Archiving to Centera enables Norton to adhere to hospital policies and Protected Health Information (PHI) regulatory requirements, including the Health Insurance Portability and Accountability Act (HIPAA) and State of Kentucky regulations, which require that patient medical records and images be retained for a minimum of seven years.
“Centera did several things for us. We no longer have to change out optical platters when they fill up and don’t have to move anything off–site,” says O’Mahoney. “It’s much faster than optical in seek times and writes, and the replication features give us remote copies without having to do anything manually.”
“We gained a lot of value from the speed of data access and the built–in replication technologies we got with the Centera,” says O’Mahoney. “And because there is no more off–site media handling we eliminated potential legal exposures from patient data being exposed to the world.”
Past meets present
The San Diego Supercomputer Center (SDSC) serves as the central nervous system for innumerable scientific projects and houses advanced research data. Researchers rely on the SDSC’s IT infrastructure to store and process data pertaining to large–scale research projects, including earthquake simulations, sky surveys, and biomedical research.

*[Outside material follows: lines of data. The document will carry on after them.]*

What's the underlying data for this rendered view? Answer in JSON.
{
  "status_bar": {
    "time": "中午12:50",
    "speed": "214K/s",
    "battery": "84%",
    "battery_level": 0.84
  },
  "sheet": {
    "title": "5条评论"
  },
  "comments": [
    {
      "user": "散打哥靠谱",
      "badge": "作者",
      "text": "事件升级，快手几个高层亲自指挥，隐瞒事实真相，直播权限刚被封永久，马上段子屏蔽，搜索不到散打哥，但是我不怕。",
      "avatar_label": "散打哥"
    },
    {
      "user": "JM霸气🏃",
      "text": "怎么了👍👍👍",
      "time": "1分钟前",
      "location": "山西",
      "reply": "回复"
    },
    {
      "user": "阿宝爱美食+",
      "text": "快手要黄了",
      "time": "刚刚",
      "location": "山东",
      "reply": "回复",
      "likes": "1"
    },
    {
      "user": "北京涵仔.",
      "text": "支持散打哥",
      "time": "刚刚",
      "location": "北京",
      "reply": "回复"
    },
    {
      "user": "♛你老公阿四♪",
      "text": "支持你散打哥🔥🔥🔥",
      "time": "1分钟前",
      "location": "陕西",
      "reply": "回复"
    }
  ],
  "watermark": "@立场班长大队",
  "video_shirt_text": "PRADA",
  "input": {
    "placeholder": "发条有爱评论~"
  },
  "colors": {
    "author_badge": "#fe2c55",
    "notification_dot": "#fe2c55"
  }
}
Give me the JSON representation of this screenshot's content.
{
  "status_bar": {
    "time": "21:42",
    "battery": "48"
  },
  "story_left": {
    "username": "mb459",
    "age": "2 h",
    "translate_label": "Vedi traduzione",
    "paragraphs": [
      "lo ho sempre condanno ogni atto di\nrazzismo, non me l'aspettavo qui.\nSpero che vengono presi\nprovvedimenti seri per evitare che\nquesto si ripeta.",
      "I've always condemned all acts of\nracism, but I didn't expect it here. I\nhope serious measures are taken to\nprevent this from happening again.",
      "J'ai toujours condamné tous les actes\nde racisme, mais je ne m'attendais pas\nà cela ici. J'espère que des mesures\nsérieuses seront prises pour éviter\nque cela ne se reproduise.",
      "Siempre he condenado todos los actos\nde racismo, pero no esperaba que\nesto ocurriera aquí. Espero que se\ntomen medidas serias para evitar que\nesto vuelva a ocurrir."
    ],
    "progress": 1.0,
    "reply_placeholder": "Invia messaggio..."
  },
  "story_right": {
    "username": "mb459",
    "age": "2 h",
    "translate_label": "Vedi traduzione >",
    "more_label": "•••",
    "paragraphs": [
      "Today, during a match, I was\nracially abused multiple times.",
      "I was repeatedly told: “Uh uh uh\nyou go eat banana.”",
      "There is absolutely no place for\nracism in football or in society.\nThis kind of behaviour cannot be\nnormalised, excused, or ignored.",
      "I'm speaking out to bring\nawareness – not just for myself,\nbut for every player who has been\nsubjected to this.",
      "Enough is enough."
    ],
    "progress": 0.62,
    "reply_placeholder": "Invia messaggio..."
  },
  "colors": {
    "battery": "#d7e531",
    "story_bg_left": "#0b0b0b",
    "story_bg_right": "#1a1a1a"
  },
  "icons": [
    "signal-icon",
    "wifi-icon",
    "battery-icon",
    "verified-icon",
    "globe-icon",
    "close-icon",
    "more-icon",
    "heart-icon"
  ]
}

As part of his role as director of the SDSC’s Sustainable Archives and Library Technologies (SALT) lab, Richard Marciano is in charge of data archiving. He and his group manage more than a petabyte of storage for several hundred projects in support of about 5,000 end users. That translates into hundreds of millions of files.
Personally, Marciano’s research is anchored in a new joint effort with the Society of American Archivists and the National Association of Government Archives and Records Administrators.
“My group’s particular area of focus is slightly off the beaten track as it has more to do with the long–term preservation of cultural data from institutions like museums, The National Archives, and The Getty Research Institute,” he says. “My job is to figure out how to keep all of these assets forever.”
Marciano is currently archiving a collection of economic surveys conducted just after the 1929 stock market crash. The documents, he says, are integral to studying economic segregation and the practices of racial zoning and planning that were rampant in post–depression America.
“Our work is all about storage and we have a huge need for the use of commodity storage hardware. We had wanted to use CAS technology for a long time, but the cost was prohibitive,” says Marciano. “We required a vendor–neutral CAS system with high levels of scalability that could accommodate diverse underlying operating systems and hardware.”
The search for a cost–effective archiving system caused Marciano to take notice when Caringo came calling last fall.
Caringo’s claim to fame is its hardware–agnostic architecture. Its CAStor product comes on a flash drive and runs on any x86 hardware platform. End users can simply plug the CAStor USB memory key into a server node. The process can be repeated as often as necessary to scale the archive as the system scales from a few server nodes and 1.5TB of content–addressed storage up to hundreds of nodes and more than 1PB.
New nodes are detected automatically by the CAStor cluster, and all files are replicated across the cluster by default. CAStor ensures that if one disk goes down, there is always another copy somewhere in the system.
The ability to swap out obsolete hardware in favor of newer systems is a plus for Marciano.
“I could have used anything to get this project started. We might have more stringent requirements moving forward, but right now we have three standard HP PCs with 500GB of capacity each,” says Marciano. “The attractive feature in terms of buying additional hardware is that I can re–purpose any low–end machine for storage.”
The Caringo software is currently running in a test environment within the SDSC, but Marciano is considering deploying CAStor on a wider scale. “The other groups on campus who are interested in these kinds of solutions are discussing building their own clusters based on our experience,” he says.